Otro de los recursos para un Estado de Derecho, complementario del anterior, es el respeto del mencionado principio de subsidiaridad, según el cual los grupos sociales e instituciones privadas pueden plantearse y alcanzar sus respectivos fines sociales, con la ayuda del Estado si es preciso, pero sin que éste los anule ni los minimice, mientras no atenten contra el bien común. Dicho de otro modo, se trataría de garantizar que la sociedad política no absorba las energías de la sociedad civil.
La sociedad global es fruto de relaciones vitales y espirituales que vinculan a los hombres en distintos niveles: familiar, profesional, religioso, cultural, etc., lo cual impide considerarla como una realidad contrapuesta a los individuos ni como un mecanismo anónimo de elementos individuales cuya conexión haya de planificarse desde el poder.
Los Estados totalitarios eliminan esas instancias intermedias o anulan económica y jurídicamente su vitalidad, asumiendo sus funciones, uniformando la vida social y dejando al hombre indefenso y solo en la determinación y búsqueda de sus fines sociales, por carecer de apoyo de las instituciones y grupos donde precisamente los realiza.

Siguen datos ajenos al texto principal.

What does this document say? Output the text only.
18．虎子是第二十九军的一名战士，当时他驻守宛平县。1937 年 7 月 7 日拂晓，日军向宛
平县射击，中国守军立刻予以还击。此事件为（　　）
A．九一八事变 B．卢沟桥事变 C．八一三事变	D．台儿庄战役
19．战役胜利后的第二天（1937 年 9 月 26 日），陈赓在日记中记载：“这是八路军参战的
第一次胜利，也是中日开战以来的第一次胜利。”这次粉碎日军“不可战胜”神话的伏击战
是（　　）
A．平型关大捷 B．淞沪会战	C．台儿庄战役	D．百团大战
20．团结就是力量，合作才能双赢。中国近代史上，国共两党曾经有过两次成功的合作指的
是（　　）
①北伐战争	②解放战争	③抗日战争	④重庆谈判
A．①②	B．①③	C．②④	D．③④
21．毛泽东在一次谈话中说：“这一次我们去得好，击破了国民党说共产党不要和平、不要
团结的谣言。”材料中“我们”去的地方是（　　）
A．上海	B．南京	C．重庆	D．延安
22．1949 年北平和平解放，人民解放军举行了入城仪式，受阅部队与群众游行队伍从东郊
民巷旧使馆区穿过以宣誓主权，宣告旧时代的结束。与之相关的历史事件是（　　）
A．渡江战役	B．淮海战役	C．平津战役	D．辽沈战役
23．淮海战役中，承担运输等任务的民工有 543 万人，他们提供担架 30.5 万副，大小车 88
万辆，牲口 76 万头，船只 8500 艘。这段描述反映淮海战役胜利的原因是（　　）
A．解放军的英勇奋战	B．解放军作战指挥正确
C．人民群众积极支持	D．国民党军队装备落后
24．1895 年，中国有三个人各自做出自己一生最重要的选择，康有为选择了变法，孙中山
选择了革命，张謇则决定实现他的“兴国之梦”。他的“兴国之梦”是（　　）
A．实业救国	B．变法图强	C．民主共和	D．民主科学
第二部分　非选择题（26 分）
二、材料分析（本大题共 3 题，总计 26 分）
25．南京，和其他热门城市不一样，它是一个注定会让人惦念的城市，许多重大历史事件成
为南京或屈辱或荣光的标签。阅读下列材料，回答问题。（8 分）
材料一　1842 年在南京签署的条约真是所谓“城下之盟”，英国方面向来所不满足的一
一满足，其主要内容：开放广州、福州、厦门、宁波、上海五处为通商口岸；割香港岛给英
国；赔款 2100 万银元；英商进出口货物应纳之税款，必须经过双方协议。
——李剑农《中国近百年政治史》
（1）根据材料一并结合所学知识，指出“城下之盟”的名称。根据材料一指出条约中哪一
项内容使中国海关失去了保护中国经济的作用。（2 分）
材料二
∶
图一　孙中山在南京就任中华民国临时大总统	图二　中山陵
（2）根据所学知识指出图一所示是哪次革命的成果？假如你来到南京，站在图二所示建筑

El hombre o la mujer que no tiene a nadie a quien entregar por amor su libertad, son en realidad un hombre o una mujer solos. Todo poder absoluto, en cualquiera de sus formas, con el fin de autoafirmarse y precisamente porque puede más, se sirve de una sociedad de hombres solos y de grandes máquinas burocráticas que los administran.
El Estado por sí mismo no puede conferir vitalidad, puesto que la única vitalidad que él tiene proviene de las energías espirituales y físicas de los seres a los que debe organizar. Por este motivo la función subsidiaria del Estado parte del reconocimiento de la libertad responsable de las personas, y a la vez necesita el ejercicio de la responsabilidad de los ciudadanos y grupos, puesto que el cauce de las instituciones públicas ha de servir con eficacia a la coordinación de las iniciativas, los derechos y los deberes de los ciudadanos. Pero si esta vitalidad responsable por parte de los ciudadanos no tiene lugar, el Estado debe intervenir por exigencias del bien común, y suplir en caso de necesidad la falta de iniciativas particulares.
Una concepción social basada no en el poder sino en la persona exige que el Estado y los centros de decisión tengan en cuenta a las comunidades primarias e intermedias entre el individuo y el sistema; que les doten de recursos, que ayuden a las personas a asociarse, a crear organizaciones diversas, en las que sean capaces de promover iniciativas, y en las que puedan participar con un radio de auténtica responsabilidad, de forma que sean éstas las que vengan a responder a las necesidades singulares -de las personas concretas- en el campo educativo, asistencial, laboral, político, familiar, económico.
Dichos grupos, así concebidos, no son ya células teledirigidas desde los órganos de poder político o macroeconómico, sino núcleos vivos que respetan y promueven la subjetividad responsable de sus miembros, en los que se puede vivir humanamente, sin ser absorbido por la propia función, porque la persona es mucho más que el ciudadano. El papel del Estado consiste en fomentar dichos núcleos, estimularlos, ordenarlos, completarlos y, también, suplirlos cuando sea preciso, como ya se dijo.
En este marco, la libertad nace de la creatividad inteligente y de la responsabilidad moral constitutivas de todo ser personal, y es suscitada en ámbitos de colaboración y de convivencia que no borran sino que fomentan el perfil inédito –la personalidad responsable e irrepetible- de cada individuo que participa en ellos; no es en ningún caso una concesión dispensada desde instancias extrañas de poder.
La consecución del bien común debe conducir necesariamente a un mayor grado de personalización porque la persona, como ya se ha dicho, es el principio, el sujeto y el fin de la vida social.